Nietsvermoedend lopen we door de wijk. Plots ritselt er iets in een goedverzorgd voortuintje. Pop zet de voorpoten op het lage muurtje. Een dikke zwarte poes zitligt moederlijk onder een paasboompje met geel lint om het dunne stammetje. Ze reageert niet op Pop. We horen weer geritsel en dan zien we het eerste uitstapje van een eekhoornbaby. De eerste wankelende stapjes en hupjes en nog zonder ervaring wat er op 'm af kan komen. Klimmen zit er nog niet in. In al die decennia dat we hier wonen, hebben we hier nog nooit eekhoorns gezien. Natuurlijk heb ik net geen telefoon bij me om een foto te maken.
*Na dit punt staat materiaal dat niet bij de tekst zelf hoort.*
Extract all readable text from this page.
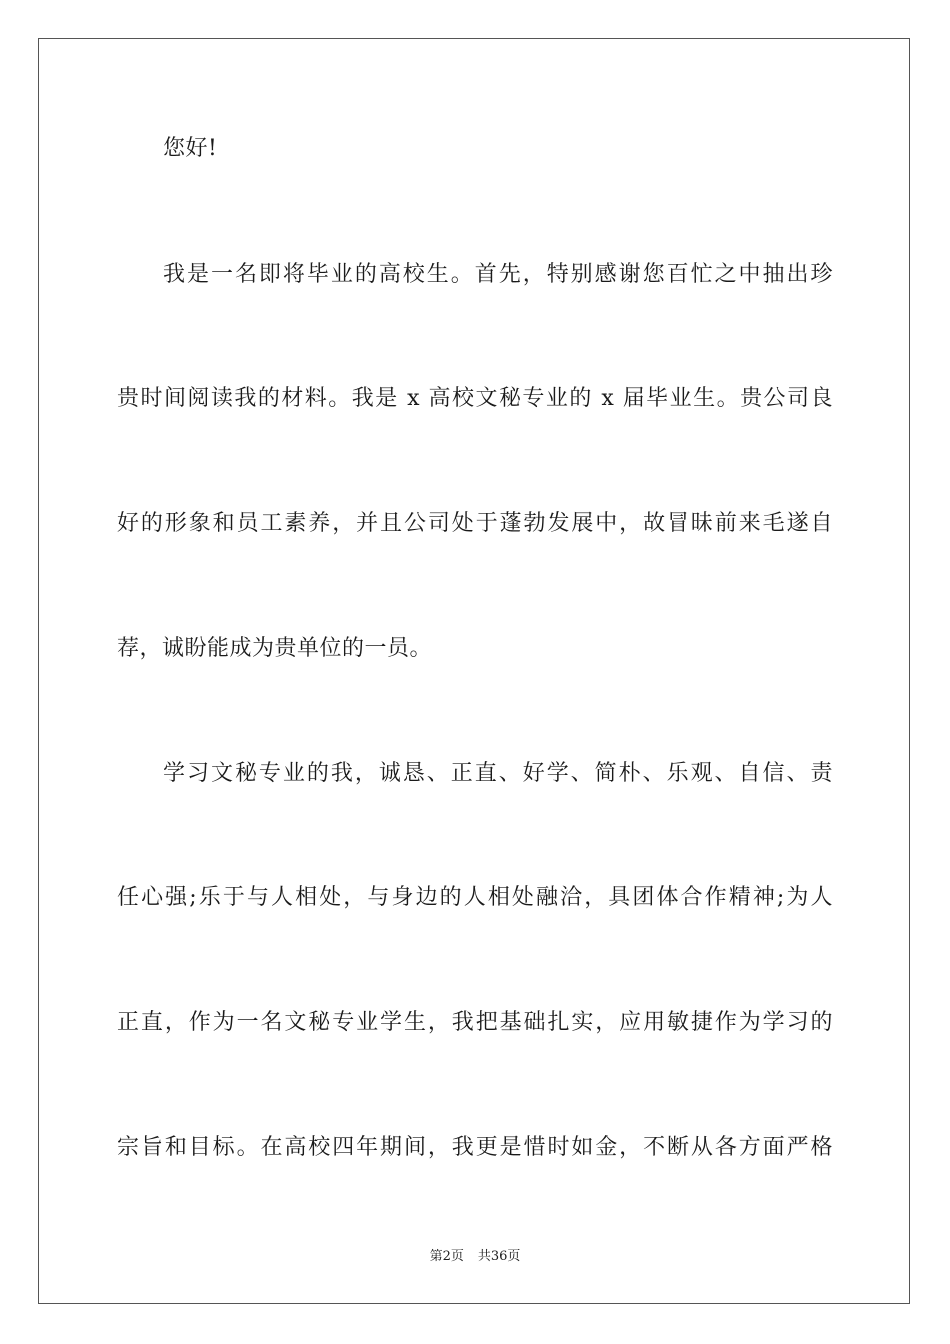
您好!
我是一名即将毕业的高校生。首先，特别感谢您百忙之中抽出珍
贵时间阅读我的材料。我是 x 高校文秘专业的 x 届毕业生。贵公司良
好的形象和员工素养，并且公司处于蓬勃发展中，故冒昧前来毛遂自
荐，诚盼能成为贵单位的一员。
学习文秘专业的我，诚恳、正直、好学、简朴、乐观、自信、责
任心强;乐于与人相处，与身边的人相处融洽，具团体合作精神;为人
正直，作为一名文秘专业学生，我把基础扎实，应用敏捷作为学习的
宗旨和目标。在高校四年期间，我更是惜时如金，不断从各方面严格
第2页 共36页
Een IJslandse student stapt van de fiets af: 'In het Engels vraagt hij wat er aan de hand is.' Ik wijs naar het tuintje en naar de baby-eekhoorn. In zijn taal heet een eekhoorn een íkorni (voor Pop in het Zweeds: ekorre). Hij is zeer geïnteresseerd, volgt de eekhoornbaby en er ontspint zich een gesprek over de natuur in IJsland en het platte Nederland, terwijl ik blij met mijn gazelle met zes versnellingen. Over honden hebben we het ook: hij vindt het waanzinnig als hij hoort van onze Scandinaviërs Katur, Skip en Pop. Als hij later gesetteld is, komt er zeker een IJslandse Hond.
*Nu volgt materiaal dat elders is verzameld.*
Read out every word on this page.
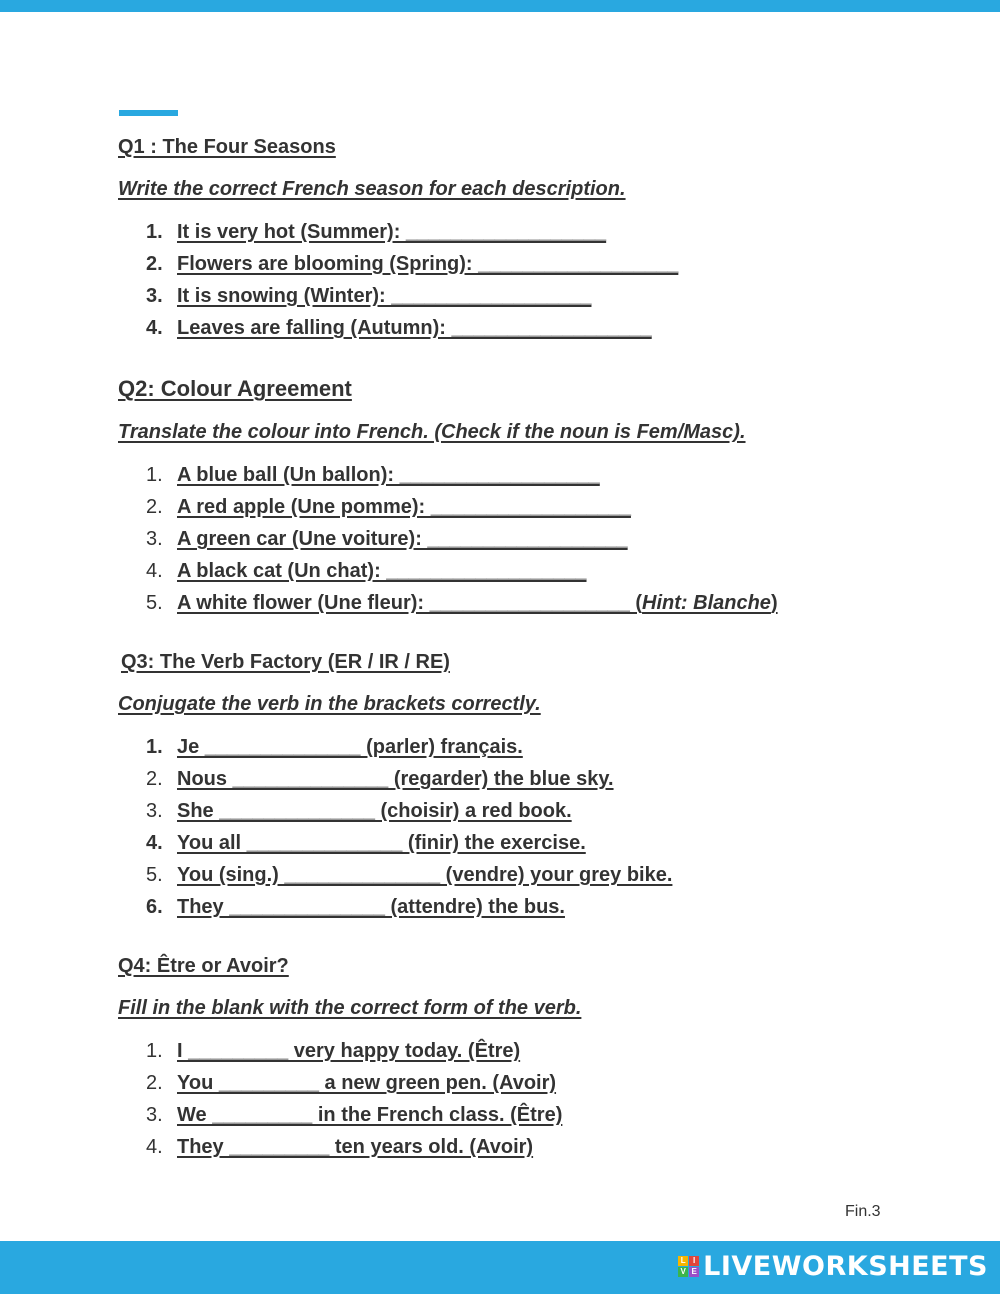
Q1 : The Four Seasons

Write the correct French season for each description.

1. It is very hot (Summer): __________________
2. Flowers are blooming (Spring): __________________
3. It is snowing (Winter): __________________
4. Leaves are falling (Autumn): __________________
Q2: Colour Agreement

Translate the colour into French. (Check if the noun is Fem/Masc).

1. A blue ball (Un ballon): __________________
2. A red apple (Une pomme): __________________
3. A green car (Une voiture): __________________
4. A black cat (Un chat): __________________
5. A white flower (Une fleur): __________________ (Hint: Blanche)
Q3: The Verb Factory (ER / IR / RE)

Conjugate the verb in the brackets correctly.

1. Je ______________ (parler) français.
2. Nous ______________ (regarder) the blue sky.
3. She ______________ (choisir) a red book.
4. You all ______________ (finir) the exercise.
5. You (sing.) ______________ (vendre) your grey bike.
6. They ______________ (attendre) the bus.
Q4: Être or Avoir?

Fill in the blank with the correct form of the verb.

1. I _________ very happy today. (Être)
2. You _________ a new green pen. (Avoir)
3. We _________ in the French class. (Être)
4. They _________ ten years old. (Avoir)
Fin.3
L I
V E LIVEWORKSHEETS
Hij haalt een medestudente en Pop en ik passen op de baby. De poezeneigenaar - baasje van bouvier Flynn - komt aanlopen. De poes zal niets doen, ook zijn hond niet. Hij vermoed dat de babyeekhoorn vanuit het hofje een straat verderop komt. Daar ziet hij sporadisch twee volwassen eekhoorns in een tuin van een familielid. De poezeneigenaar zal in de gaten houden of het beestje veilig terug de weg overkomt. Met een gerust hart laten we het schattige beestje achter. Thuis zoek ik op internet tevergeefs naar een afbeelding van een babyeekhoorn. De ontmoeting wordt daardoor nog bijzonderder.